Setelah akuntabilitas kekuasaan roboh, mudah saja membuat undang-undang secepat kilat dan tanpa partisipasi bermakna, seperti Undang-Undang Cipta Kerja, revisi Undang-Undang KPK, Undang-Undang Pertambangan Mineral dan Batubara, dan Undang-Undang Ibu Kota Negara. Begitu pula dengan hukum dalam bentuk putusan pengadilan. Sebut saja putusan Mahkamah Konstitusi yang membuat Gibran Rakabuming Raka, anak sulung Jokowi, menjadi calon wakil presiden. Juga putusan Mahkamah Agung yang membuat Kaesang Pangarep, anak bungsu Jokowi, bisa menjadi calon gubernur.
Pemerintah Jokowi juga membuatkan perangkat legal bagi mekanisme penyelesaian pelanggaran hak asasi manusia berat masa lalu secara non-yudisial tanpa upaya mengungkap kebenaran. Sementara itu, berbagai pelanggaran HAM masih terus terjadi atas nama pembangunan, seperti penggusuran dengan kekerasan. Bentuk pelanggaran HAM lain dalam proses penegakan hukum juga kerap terjadi, seperti penyiksaan dalam penegakan hukum, salah tangkap, dan pengabaian laporan. Tagar #percumalaporpolisi dan #noviralnojustice di media sosial menjadi simbol perlawanan terhadap penegakan hukum yang tak berfungsi itu.

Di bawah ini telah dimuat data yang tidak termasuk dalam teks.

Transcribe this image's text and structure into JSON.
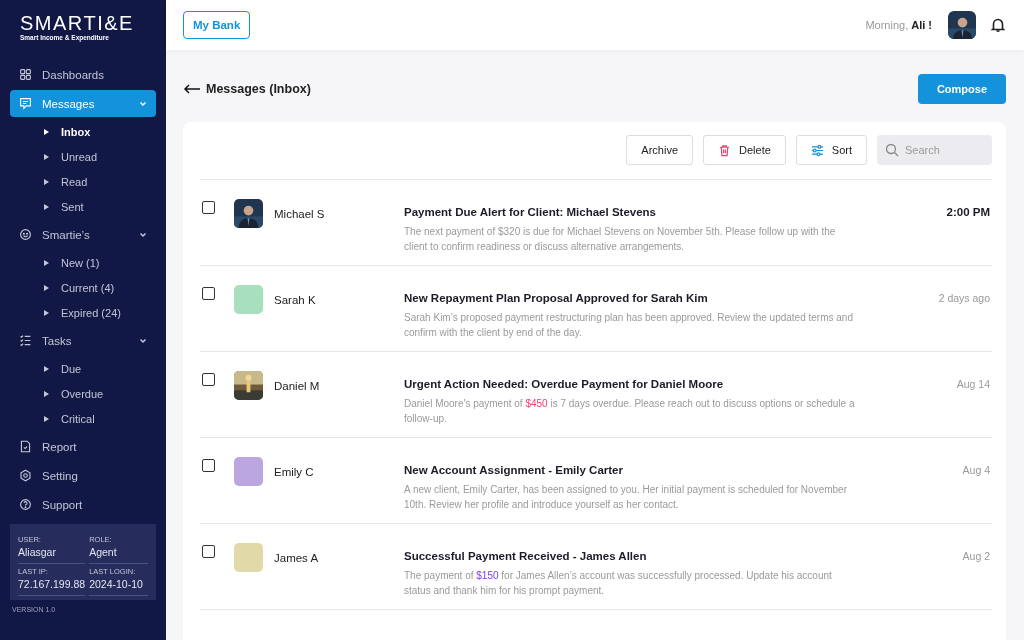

Kerusakan hukum bisa dilihat dalam dua wilayah: korupsi dan pelanggaran hak asasi. Keduanya dilakukan secara sistemik dengan menggunakan kekuasaan negara (state capture), dalam bentuk produk hukum. Tapi yang dirusak oleh pemerintahan Jokowi sebenarnya bukan hanya institusi-institusi hukum, melainkan juga bangunan negara hukum kita.
Yang menyedihkan, cukup banyak warga yang tak menyadari semua kerusakan itu. Pendidikan kewarganegaraan kadung mencekoki kita dengan gagasan bahwa warga negara yang baik harus mematuhi tindakan yang dilakukan dengan landasan hukum atau oleh orang yang punya otoritas berdasarkan hukum, tanpa kritik. Tak menjadi soal apakah hukum itu adil dan apakah hukum tersebut ternyata berdampak buruk. Keabsahan menjadi landasan kebenaran.
Kelas menengah di kota besar pada umumnya tak memahami perusakan negara, karena yang mereka lihat dan rasakan adalah kemegahan pembangunan. Pemerintahan Jokowi yang populis sangat tekun mengolah informasi dan memelihara pendengung sehingga sebagian besar warga juga tak menyadari kerusakan hukum yang tak terlihat secara kasatmata. Scheppele (2018) menulis: “How many people can really see this until they themselves need constitutional protection and find themselves defenseless? By then it is too late.”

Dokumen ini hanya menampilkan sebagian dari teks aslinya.